A unidade funcional do sistema nervoso não fica, então, centrada apenas no neurônio, mas sim nas
conexões sinápticas entre unidades neuronais, e que são passíveis de alteração a depender da
experiência individual, do nível de atividade e do tipo e intensidade da estimulação recebida
(KANDEL, 1998 apud HAASE e LACERDA, 2004).
Logo, através desses dados é possível pensar na possibilidade de fornecer aos indivíduos
estimulações precoces mesmo antes da velhice, para que ao chegar nessa fase da vida os mesmos
tenham maior capacidade de enfrentamento das questões que possam advir da condição de idoso.
Em 2004, estudiosos em São Paulo montaram o que denominaram de “Oficina de Memória”. Algo
que não era oferecido para idosos com problemas de saúde cognitiva, e sim, para idosos sem
nenhum déficit. A oficina era composta de atividades, especialmente, leitura, para o estímulo e/ou
manutenção das capacidades mnemônicas dos participantes. Tratava-se de um projeto em promoção
da saúde que acabou por otimizar e desenvolver suas reservas cognitivas e minimizar possíveis
queixas referentes à memória (ALMEIDA, BEGER e WATANABE, 2007).
Ainda segundo Almeida, Beger e Watanabe (2007), as perdas cognitivas estão ligadas à pouca
estimulação e conduta pouco desafiadora perante a vida. O cérebro funciona, então, como
funcionaria um músculo qualquer do nosso corpo. Sem estímulo ele torna-se emfraquecido. Caso
seja estimulado ele ganha força e resistência. Assim, a força das conexões sinápticas é
potencializada a depender da estimulação a que o indivíduo foi exposto (HAASE e LACERDA,
2004).
A história de vida, neste caso, permeia o entendimento que o idoso tem de um envelhecimento bem-
sucedido. Pois, a depender do apoio que possui, do nível de esclarecimento e da estimulação que
recebeu, irá ter maior possibilidade de enfrentamento caso surjam as limitações decorrentes da
idade, e, consequentemente este idoso terá maior abertura para buscar soluções saudáveis para
melhoria da própria saúde.
Ainda em consonância com o capítulo de envelhecimento ativo, a idéia de reserva cognitiva inclui a
possibilidade de que ela possa ser otimizada e melhorada por meio de treinamento. O que pressupõe
que pessoas que estimulam seus cérebros apresentam melhor desempenho em testes de memória,
pensam com mais agilidade e captam melhor conceitos abstratos (ALMEIDA, BEGER e
WATANABE, 2007). O que denota que a reserva cognitiva sofre, de fato, influência dos hábitos de
vida de cada indivíduo.
Segundo Goldberg (2006), “Nossa vida mental está sempre em fluxo, e a palavra em vigor é
aprendizado” (GOLDBERG, 2006, p. 232). O autor afirma ainda que há algum tempo atrás era
crença geral a ideia de que o ser humano nasce com um conjunto fixo de células nervosas no
cérebro (neurônios), que se perdem ao longo do envelhecimento sem possibilidade de surgimento
de novos neurônios, até que os próprios neurocientistas reconheceram que essa linha de pensamento
separa o cérebro do restante do corpo, afinal, os outros órgãos são dotados de capacidade de
produção de novas células a qualquer tempo (GOLDBERG, 2006).

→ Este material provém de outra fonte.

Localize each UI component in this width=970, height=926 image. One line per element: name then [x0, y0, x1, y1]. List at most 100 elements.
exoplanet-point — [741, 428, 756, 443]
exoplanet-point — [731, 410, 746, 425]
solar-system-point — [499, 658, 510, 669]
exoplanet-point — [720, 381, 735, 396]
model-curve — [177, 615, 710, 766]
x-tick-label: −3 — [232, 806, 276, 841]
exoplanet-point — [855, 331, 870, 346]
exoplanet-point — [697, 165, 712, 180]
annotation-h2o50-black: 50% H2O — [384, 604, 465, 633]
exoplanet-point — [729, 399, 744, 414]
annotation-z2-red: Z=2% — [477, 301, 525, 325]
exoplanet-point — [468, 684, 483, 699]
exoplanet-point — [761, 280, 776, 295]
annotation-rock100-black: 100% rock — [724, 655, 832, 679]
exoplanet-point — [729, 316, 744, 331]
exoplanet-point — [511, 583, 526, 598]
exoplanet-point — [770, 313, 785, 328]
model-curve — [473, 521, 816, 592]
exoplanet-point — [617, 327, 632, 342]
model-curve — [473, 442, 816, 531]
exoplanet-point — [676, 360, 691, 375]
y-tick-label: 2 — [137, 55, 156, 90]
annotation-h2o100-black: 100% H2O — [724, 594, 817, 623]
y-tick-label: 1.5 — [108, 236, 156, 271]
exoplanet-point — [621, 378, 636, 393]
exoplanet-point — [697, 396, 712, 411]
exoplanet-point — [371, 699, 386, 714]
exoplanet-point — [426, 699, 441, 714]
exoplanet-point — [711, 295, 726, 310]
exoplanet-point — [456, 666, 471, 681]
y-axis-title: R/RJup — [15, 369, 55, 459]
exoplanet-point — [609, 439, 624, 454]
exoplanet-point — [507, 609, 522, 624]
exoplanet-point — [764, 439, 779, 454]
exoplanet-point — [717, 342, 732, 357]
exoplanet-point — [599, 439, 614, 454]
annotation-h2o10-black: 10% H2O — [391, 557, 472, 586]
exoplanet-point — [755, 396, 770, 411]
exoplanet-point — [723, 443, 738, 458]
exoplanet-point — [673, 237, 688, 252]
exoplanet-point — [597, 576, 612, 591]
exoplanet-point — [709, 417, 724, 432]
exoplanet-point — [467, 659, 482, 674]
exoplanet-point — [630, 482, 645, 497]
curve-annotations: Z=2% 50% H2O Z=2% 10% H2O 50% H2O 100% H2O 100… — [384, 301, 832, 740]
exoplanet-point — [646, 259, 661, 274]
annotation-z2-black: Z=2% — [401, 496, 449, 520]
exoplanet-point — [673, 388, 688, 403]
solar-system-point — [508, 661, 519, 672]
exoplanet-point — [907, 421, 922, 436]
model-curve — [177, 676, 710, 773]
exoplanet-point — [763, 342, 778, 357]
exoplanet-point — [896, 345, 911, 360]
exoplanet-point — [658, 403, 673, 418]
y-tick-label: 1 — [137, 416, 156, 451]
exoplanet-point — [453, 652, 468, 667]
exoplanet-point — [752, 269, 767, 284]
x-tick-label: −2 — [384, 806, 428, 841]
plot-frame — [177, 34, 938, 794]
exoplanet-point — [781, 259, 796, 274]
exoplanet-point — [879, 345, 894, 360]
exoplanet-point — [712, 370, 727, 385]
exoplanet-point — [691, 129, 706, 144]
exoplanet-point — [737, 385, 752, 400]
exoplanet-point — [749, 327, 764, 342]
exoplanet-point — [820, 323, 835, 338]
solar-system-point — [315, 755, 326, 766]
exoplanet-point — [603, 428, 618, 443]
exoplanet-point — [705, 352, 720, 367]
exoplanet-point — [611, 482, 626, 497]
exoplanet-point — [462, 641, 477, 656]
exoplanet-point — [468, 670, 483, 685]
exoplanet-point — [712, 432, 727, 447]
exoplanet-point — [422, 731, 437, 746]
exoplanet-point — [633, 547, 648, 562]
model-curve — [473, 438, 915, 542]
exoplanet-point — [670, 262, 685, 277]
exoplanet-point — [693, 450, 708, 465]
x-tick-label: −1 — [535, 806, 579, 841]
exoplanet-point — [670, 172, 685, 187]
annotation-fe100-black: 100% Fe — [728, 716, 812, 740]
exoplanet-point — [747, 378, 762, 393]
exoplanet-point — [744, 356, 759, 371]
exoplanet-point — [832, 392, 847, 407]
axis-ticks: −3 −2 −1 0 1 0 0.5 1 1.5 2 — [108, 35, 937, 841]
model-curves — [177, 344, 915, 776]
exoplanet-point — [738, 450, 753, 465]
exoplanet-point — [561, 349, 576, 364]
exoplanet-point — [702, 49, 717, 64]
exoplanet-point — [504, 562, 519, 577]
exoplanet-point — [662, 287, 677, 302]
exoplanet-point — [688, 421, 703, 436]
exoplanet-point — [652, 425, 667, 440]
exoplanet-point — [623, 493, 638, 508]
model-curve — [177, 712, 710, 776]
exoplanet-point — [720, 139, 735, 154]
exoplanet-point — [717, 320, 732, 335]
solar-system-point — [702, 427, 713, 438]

Goldberg (2006) conclui então que a antiga premissa da não formação de novos neurônios é falsa.
Segundo ele, o cérebro é capaz de se restaurar e rejuvenescer, mesmo na velhice. Ele utiliza ainda
um provérbio que serve como metáfora para o cérebro “Use ou Perca”, significando que existem
cada vez mais evidências de que o nível de desenvolvimento de novos neurônios está diretamente
ligado às atividades cognitivas da mesma forma que, assim como dito anteriormente, um músculo
qualquer é estimulado por atividades físicas.
Assim, podemos concluir que para os idosos isso também se aplica, e os anos de estudo entram na
matemática da funcionalidade na velhice. Os impactos do envelhecimento para um idoso com
ensino superior completo (o que equivale a 16 anos de estudo em média) pode ser muito mais
ameno do que para um idoso analfabeto. Este primeiro indivíduo foi continuamente estimulado ao
longo da vida devido aos estudos que se prolongaram por muito tempo.
Prova disso é que durante muitos anos o gênero feminino e a baixa escolaridade tiveram forte
relação com os processos de demência nesse grupo (FOSS, VALE e SPECIALI, 2005). Na
pesquisa encabeçada por Foss, Vale e Speciali (2005), as afirmações referentes à importância do
nível de escolaridade para o desenvolvimento cognitivo se comprovaram através dos resultados que
mostravam que o grupo com 15 anos de escolaridade demonstrava desempenho superior quando
comparado aos demais grupos.
Na mesma pesquisa os autores puderam concluir que a baixa escolaridade influencia, inclusive, o
diagnóstico de demência em indivíduos normais. Os pesquisadores concluem que idosos
analfabetos são comumente classificados de forma errônea como portadores de danos cerebrais
(FOSS, VALE e SPECIALI, 2005).
Goldberg (2006) diz que “A extensão e a qualidade da vida mental de alguém determinarão a
qualidade de seus estágios finais” (GOLDBERG, 2006, p. 343). Ele complementa dizendo que uma
vida mental rica em experiência e que é constantemente confrontada com estímulos mentais
diversos oferece ao sujeito como recompensa um escopo vasto de ferramentas cognitivas que
funcionariam como uma espécie de arsenal para ser usado em favor próprio.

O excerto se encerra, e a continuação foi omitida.